Six out of every 10 HR leaders are happy with their current HR tech stack.
25% of people leaders are prioritizing rooting out unconscious bias.
A further 25% have decisions based on 'gut feel' in their cross-hairs.
Share
At a time when there is more available talent than ever, we need to sharpen our focus on measuring what actually matters and challenge old-school hiring.
The only thing we can be sure of in these uncertain times is just how much things have changed in the talent world. Social justice movements like Black Lives Matter have put inclusion and diversity firmly on the agenda, while the ongoing pandemic still has us wrangling with new ways to uncover exceptional talent in an almost exclusively remote-work environment.
These seismic shifts have got people leaders everywhere scratching their heads and redrawing their processes. But what’s still unclear is just how this transformation will do more than replicate an analog process in a digital way.
As we speed toward a yet-to-be-defined ‘new normal’, how will the tactics, tools, and tech stacks that people leaders depend on change to make a real improvement?
With this in mind, it’s hardly surprising that our research found that three in four people leaders are actively planning to review their hiring practices and policies in 2021. Of those leaders, 25% have prioritized rooting out unconscious bias, while a further 25% have decisions based on ‘gut feel’ in their crosshairs.
This is great news for social change.
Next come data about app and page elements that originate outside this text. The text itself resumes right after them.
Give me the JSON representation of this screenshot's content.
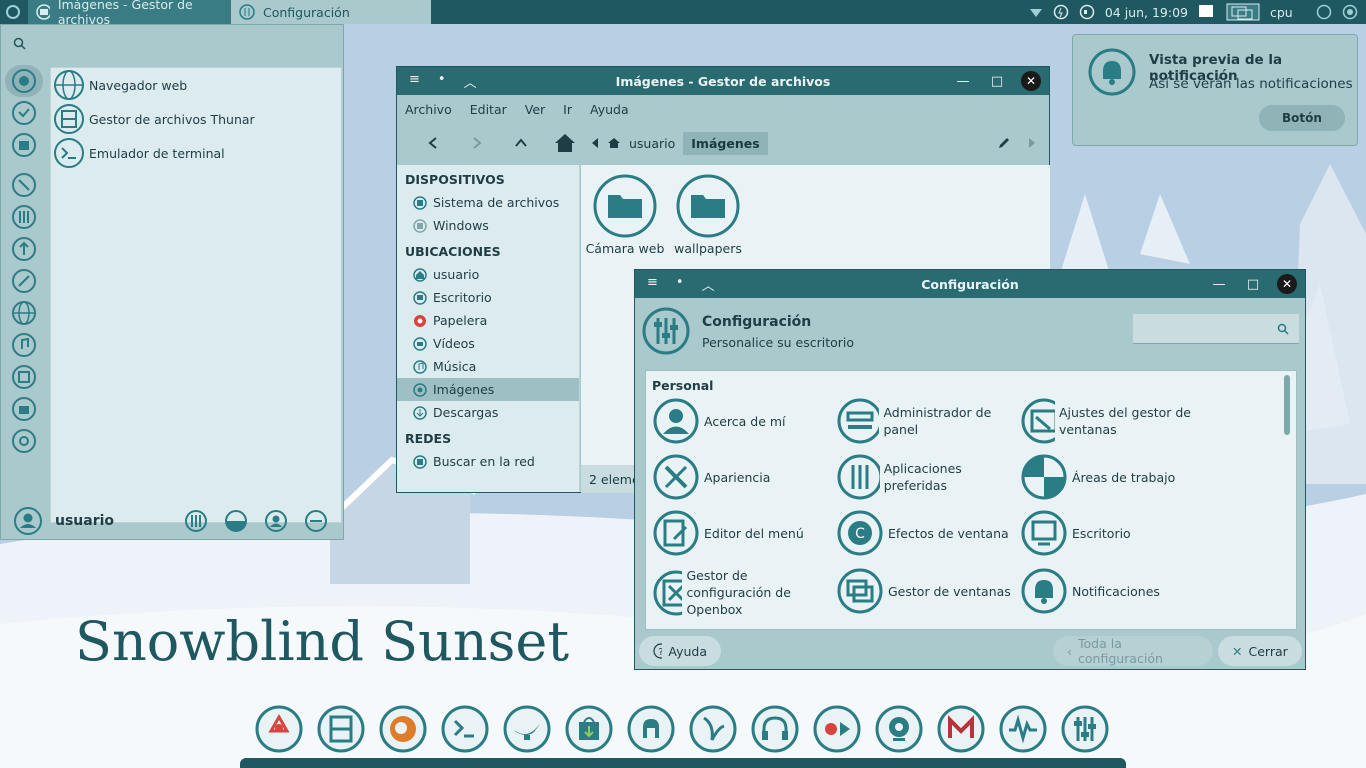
{
  "top_panel": {
    "tasks": [
      {
        "label": "Imágenes - Gestor de archivos",
        "icon": "folder-icon"
      },
      {
        "label": "Configuración",
        "icon": "settings-icon"
      }
    ],
    "datetime": "04 jun, 19:09",
    "cpu_label": "cpu"
  },
  "whisker": {
    "search_placeholder": "",
    "apps": [
      {
        "label": "Navegador web",
        "icon": "globe-icon"
      },
      {
        "label": "Gestor de archivos Thunar",
        "icon": "file-cabinet-icon"
      },
      {
        "label": "Emulador de terminal",
        "icon": "terminal-icon"
      }
    ],
    "user": "usuario"
  },
  "notification": {
    "title": "Vista previa de la notificación",
    "body": "Así se verán las notificaciones",
    "button": "Botón"
  },
  "thunar": {
    "title": "Imágenes - Gestor de archivos",
    "menu": [
      "Archivo",
      "Editar",
      "Ver",
      "Ir",
      "Ayuda"
    ],
    "breadcrumb": {
      "parent": "usuario",
      "current": "Imágenes"
    },
    "sections": {
      "devices": "DISPOSITIVOS",
      "places": "UBICACIONES",
      "network": "REDES"
    },
    "devices": [
      "Sistema de archivos",
      "Windows"
    ],
    "places": [
      "usuario",
      "Escritorio",
      "Papelera",
      "Vídeos",
      "Música",
      "Imágenes",
      "Descargas"
    ],
    "network": [
      "Buscar en la red"
    ],
    "folders": [
      "Cámara web",
      "wallpapers"
    ],
    "status": "2 eleme"
  },
  "settings": {
    "title": "Configuración",
    "header_title": "Configuración",
    "header_subtitle": "Personalice su escritorio",
    "section": "Personal",
    "items": [
      "Acerca de mí",
      "Administrador de panel",
      "Ajustes del gestor de ventanas",
      "Apariencia",
      "Aplicaciones preferidas",
      "Áreas de trabajo",
      "Editor del menú",
      "Efectos de ventana",
      "Escritorio",
      "Gestor de configuración de Openbox",
      "Gestor de ventanas",
      "Notificaciones"
    ],
    "help_button": "Ayuda",
    "all_button": "Toda la configuración",
    "close_button": "Cerrar"
  },
  "desktop_title": "Snowblind Sunset",
  "dock": [
    "recycle-icon",
    "file-cabinet-icon",
    "firefox-icon",
    "terminal-icon",
    "genie-lamp-icon",
    "store-bag-icon",
    "ubuntu-app-icon",
    "boomerang-icon",
    "headphones-icon",
    "record-play-icon",
    "webcam-icon",
    "gmail-icon",
    "activity-monitor-icon",
    "sliders-icon"
  ],
  "colors": {
    "panel": "#1f5860",
    "accent": "#2a7c85",
    "window": "#a9c9cc",
    "content": "#dcebee"
  }
}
The more objective, fair, and inclusive the hiring process is, the more businesses will favor true potential in candidates over self-reported skills and experience.
This results in an unrestricted talent pipeline and knock-on positive impact when it comes to developing a diverse workforce and all the known benefits that brings.
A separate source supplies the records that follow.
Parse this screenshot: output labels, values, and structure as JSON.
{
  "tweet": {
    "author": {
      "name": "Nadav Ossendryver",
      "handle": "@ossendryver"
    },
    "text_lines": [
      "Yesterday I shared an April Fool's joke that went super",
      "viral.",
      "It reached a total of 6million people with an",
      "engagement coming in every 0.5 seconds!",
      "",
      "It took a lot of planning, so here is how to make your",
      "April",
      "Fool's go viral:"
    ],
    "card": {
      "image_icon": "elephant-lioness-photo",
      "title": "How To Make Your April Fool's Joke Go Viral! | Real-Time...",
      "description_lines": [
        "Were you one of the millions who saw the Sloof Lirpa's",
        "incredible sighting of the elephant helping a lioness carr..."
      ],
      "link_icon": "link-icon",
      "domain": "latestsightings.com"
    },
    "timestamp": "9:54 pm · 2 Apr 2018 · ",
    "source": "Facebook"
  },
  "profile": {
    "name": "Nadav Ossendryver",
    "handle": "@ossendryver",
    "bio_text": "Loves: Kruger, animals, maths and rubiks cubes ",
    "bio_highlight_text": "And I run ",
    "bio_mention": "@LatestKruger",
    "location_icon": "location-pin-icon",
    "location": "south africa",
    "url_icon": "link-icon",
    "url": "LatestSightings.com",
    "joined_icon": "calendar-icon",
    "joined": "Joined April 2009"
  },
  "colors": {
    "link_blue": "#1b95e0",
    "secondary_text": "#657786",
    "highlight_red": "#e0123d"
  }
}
Watch Morgan Stanley’s managing director Carla Harris and Torin Ellis discuss diversity and inclusion as a commercial imperative.
With applications per job significantly on the rise, the challenge for people leaders in 2021 is whether their systems and practices are really geared to see more in candidates, or merely screen them.
We found that six out of every 10 people leaders are happy with their current HR tech stack, which means they are not looking at their tech stack to solve the challenges we’ve outlined that most businesses in 2021 will share.
There’s a use of technology gap here and this year should be about trying to close it.
Beyond COVID-19
It is no secret that people leaders truly believe that human potential is worth knowing, whatever it looks like and wherever it comes from. But is their technology stack tuned to discover it and measure it in a post-pandemic world?
Technical skills tests and realistic job previews were the most-selected screening tools used by the respondents in our recent survey (48% and 36% respectively). However, these are just drops in an ocean of available tools, with many designed to favor skills and experience over potential and cultural fit.
The important question every people leader should be asking is: how do you measure someone’s potential and alignment to culture, or values?
Currently, there’s a reliance on ad hoc — and sometimes borderline ridiculous — interview questions over objective data and real behavioral insight.
Talent screening methods must change
A way to combat this is by leveraging a behaviour-based approach to screening that combines psychology, neuroscience, and data science.
In a fast-changing world, understanding someone’s learning agility, determination, curiosity, and self-discipline will be more important than understanding how good they are at numerical tests or if they have worked in an equivalent role for five years.
There are technical solutions now to enable companies to identify the behaviors that matter in a scalable and reliable way, such that people leaders need to be bold in challenging their tech stack — has moving a telephone interview to a video interview done more than just digitizing a task?
At a time when there is more available talent than ever, we need to sharpen our focus on measuring what actually matters and challenge the old-school ways of hiring. What better time to redraw the roadmap?